Ces temps derniers, je chronique beaucoup de musique, celles des autres, la mienne aussi. Trois albums en mai, la reprise est plus qu'excitante, stimulante. S'il en était aussi de mon cœur, serait-ce indécent ? La chance m'a toujours souri. J'ignore les regrets et les reproches, ne préférant conserver en mémoire que les meilleurs souvenirs. Le passé n'a que peu d'intérêt en regard de l'avenir. Pas question de piétiner, je vectorise. Ces derniers mois j'ai appris à apprécier le présent. C'est plus ambigu lorsque je joue avec mes camarades. Le travail du somnambule est dangereux. Je risque à tout moment de trébucher au bord du toit. C'est seulement à la réécoute que le plaisir s'épanouit, exactement comme n'importe quel auditeur. Par contre, rencontrer les amis est ce qui me motive le plus. On rit, on mange, on boit, on partage, on s'engueule parfois, avec la bienveillance de l'amitié.

Hier matin j'ai terminé le mixage d'une pièce de 13 minutes commandée par Romina Shama pour le Musée Transitoire dont la seconde édition se tiendra à Genève du 10 juin au 10 juillet.
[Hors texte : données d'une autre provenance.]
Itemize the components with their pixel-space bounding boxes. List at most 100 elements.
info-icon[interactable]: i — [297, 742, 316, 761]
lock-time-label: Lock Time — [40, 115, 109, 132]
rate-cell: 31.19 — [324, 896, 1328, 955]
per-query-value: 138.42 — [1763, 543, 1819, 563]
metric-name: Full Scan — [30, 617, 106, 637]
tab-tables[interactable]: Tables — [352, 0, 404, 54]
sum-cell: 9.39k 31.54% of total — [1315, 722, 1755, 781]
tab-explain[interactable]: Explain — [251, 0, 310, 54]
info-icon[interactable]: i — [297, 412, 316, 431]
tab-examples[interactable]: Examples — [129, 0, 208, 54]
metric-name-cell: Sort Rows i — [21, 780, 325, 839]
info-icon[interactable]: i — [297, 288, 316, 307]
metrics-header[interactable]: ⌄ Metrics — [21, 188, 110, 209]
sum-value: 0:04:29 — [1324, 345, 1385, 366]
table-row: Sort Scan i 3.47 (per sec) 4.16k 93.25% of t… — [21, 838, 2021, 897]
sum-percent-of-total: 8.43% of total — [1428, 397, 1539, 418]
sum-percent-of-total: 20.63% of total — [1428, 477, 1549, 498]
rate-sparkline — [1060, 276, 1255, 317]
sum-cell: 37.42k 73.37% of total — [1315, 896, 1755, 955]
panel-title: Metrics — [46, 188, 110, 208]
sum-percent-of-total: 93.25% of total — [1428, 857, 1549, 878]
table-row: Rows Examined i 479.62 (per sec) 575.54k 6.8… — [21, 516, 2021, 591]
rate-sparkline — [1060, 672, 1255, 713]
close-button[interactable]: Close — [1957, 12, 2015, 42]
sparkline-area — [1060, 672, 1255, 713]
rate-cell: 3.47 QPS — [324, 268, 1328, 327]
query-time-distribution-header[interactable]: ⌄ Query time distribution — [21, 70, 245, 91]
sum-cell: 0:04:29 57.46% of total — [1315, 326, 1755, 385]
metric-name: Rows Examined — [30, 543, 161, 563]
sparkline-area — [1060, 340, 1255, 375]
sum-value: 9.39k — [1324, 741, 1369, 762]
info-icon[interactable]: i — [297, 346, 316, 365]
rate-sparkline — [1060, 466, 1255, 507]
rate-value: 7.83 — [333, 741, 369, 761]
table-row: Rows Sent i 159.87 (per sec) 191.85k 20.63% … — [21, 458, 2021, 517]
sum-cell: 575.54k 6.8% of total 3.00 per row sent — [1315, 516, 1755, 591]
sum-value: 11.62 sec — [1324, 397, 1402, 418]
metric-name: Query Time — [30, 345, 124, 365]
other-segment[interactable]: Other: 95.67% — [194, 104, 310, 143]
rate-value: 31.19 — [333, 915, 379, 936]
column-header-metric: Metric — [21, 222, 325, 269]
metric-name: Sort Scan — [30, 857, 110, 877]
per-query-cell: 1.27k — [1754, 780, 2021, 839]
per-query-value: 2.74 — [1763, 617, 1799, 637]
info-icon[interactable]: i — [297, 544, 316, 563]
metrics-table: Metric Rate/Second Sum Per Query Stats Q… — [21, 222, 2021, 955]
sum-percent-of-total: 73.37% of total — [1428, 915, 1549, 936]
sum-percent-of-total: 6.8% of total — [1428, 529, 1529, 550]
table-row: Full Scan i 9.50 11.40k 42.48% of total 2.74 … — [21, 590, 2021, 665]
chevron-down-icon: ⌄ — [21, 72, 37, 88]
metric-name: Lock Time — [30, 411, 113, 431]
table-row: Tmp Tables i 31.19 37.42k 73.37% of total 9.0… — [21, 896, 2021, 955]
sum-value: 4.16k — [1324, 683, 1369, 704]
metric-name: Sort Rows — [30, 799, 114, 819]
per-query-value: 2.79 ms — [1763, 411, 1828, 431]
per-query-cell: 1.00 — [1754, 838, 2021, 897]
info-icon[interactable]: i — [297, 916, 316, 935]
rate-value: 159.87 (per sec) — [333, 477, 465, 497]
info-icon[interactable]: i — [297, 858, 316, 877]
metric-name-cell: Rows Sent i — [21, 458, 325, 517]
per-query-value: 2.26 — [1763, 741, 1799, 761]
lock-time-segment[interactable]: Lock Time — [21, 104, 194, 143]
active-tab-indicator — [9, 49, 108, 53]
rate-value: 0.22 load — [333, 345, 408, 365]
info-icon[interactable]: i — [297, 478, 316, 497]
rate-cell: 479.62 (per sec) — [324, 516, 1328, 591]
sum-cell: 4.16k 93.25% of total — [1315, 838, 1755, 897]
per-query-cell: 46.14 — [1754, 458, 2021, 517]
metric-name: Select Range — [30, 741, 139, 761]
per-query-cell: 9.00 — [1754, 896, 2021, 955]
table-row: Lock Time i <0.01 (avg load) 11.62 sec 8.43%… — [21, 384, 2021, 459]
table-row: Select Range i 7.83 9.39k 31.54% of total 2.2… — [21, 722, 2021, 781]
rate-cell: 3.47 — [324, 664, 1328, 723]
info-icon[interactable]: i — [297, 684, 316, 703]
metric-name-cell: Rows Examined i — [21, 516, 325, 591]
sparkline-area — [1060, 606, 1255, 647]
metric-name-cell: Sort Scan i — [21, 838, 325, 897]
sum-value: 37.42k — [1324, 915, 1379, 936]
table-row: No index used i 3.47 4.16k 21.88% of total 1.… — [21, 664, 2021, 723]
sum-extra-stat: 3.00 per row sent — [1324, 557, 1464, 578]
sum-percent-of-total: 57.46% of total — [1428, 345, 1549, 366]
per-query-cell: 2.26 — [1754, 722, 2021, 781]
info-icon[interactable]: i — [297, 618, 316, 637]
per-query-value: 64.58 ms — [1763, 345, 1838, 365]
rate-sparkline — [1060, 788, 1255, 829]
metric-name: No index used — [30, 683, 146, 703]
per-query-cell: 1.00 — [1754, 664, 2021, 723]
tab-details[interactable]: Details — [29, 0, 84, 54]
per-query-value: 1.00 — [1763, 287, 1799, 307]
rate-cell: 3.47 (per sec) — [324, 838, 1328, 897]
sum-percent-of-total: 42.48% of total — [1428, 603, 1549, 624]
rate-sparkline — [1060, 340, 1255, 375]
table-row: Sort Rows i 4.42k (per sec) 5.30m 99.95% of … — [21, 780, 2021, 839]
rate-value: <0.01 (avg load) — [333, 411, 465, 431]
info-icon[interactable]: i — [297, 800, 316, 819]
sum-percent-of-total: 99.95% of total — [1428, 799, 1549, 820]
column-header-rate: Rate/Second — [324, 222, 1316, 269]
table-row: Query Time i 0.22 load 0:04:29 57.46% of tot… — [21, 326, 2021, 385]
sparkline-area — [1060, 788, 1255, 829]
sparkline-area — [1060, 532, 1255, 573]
Romina avait enregistré un texte qu'elle lisait, mais cela se sentait. Elle avait aussi tenté de l'improviser, mais seule on se parle à soi-même et cela s'entend aussi. Alors je lui ai proposé d'oublier ce qu'elle avait écrit et de simplement me le raconter. La magie a opéré. De courtes respirations ponctuaient ses phrases qu'elle prononçait parfois hésitante de sa voix voilée, distillant une sensualité sans rapport avec le texte lui-même, sorte de discours de la méthode pour cette commissaire d'exposition. Comme elle l'avait intitulé L'opéra cassé je lui ai proposé de déstructurer le texte avec des algorithmes bègue ou renversé, mais j'ai tout étouffé dans un maximalisme qui me réussit souvent très bien. C'était devenu L'oreille cassée avec trois Doliprane. Le flow des enchaînements se perdait. Je devais retrouver celui de sa pensée. J'avais pourtant allégé la composition avec des parties instrumentales. L'orgue de cristal, les cloches de verre et une structure Baschet rappelaient les serres où seront présentées les œuvres plastiques. Cela ne suffisait pas. À chaque nouvelle version je dégraissais le mixage. Jusqu'à retrouver l'os.

Discutant de mon travail avec Amandine Casadamont qui tient le rôle de commissaire sonore, je lui expliquai que ces modifications ne me contrariaient pas tant qu'elles étaient justifiées par le propos. Je privilégie toujours le id à l'ego. Dans Le Journal d'un inconnu, Jean Cocteau met en exergue du chapitre D'une histoire féline : "Ne pas être admiré. être cru." Le sujet m'importe peu, c'est l'objet qui nous guide. Sans objet le sujet n'a aucun intérêt. Il pérore. À quoi bon ? Pour que l'œuvre s'épanouisse, la syntaxe exige que le verbe s'immisce entre les deux. C'est cela aussi le montage.

Romina et Amandine m'encourageant avec la plus grande bienveillance, j'ai réussi à transformer l'essai. Les fruits trop mûrs sont tombés. Comme tout le monde y trouvait son "conte", j'ai éteint le studio et j'en ai profité pour envoyer ma newsletter de juin, assemblé le nouveau tabouret de piano, accroché le tableau de Sun Sun Yip intitulé La première pierre au mur du salon (est-ce un rôti ou un cerveau ?... que les végétariens nous pardonnent !), répondu à quelques amis et à 18h30 je suis finalement allé boire un coup. Voilà exactement douze heures que j'étais debout ! Un verre d'eau fraîche. Ce n'est pas une plaisanterie, à peine une provocation, du moins lorsque je dis que j'aime l'eau autant que l'alcool. Là-dessus Christophe Charpenel m'envoie une magnifique série de photos qu'il a prises ici pendant la séance avec Lionel Martin le 11 mai. J'ai laissé mes index faire le reste. En somnambule, là aussi, encore une fois, mais assis. Je sais de quoi je parle. Lorsque j'étais petit, il m'arrivait de courir la nuit autour de la table les yeux fermés. Sans rien casser.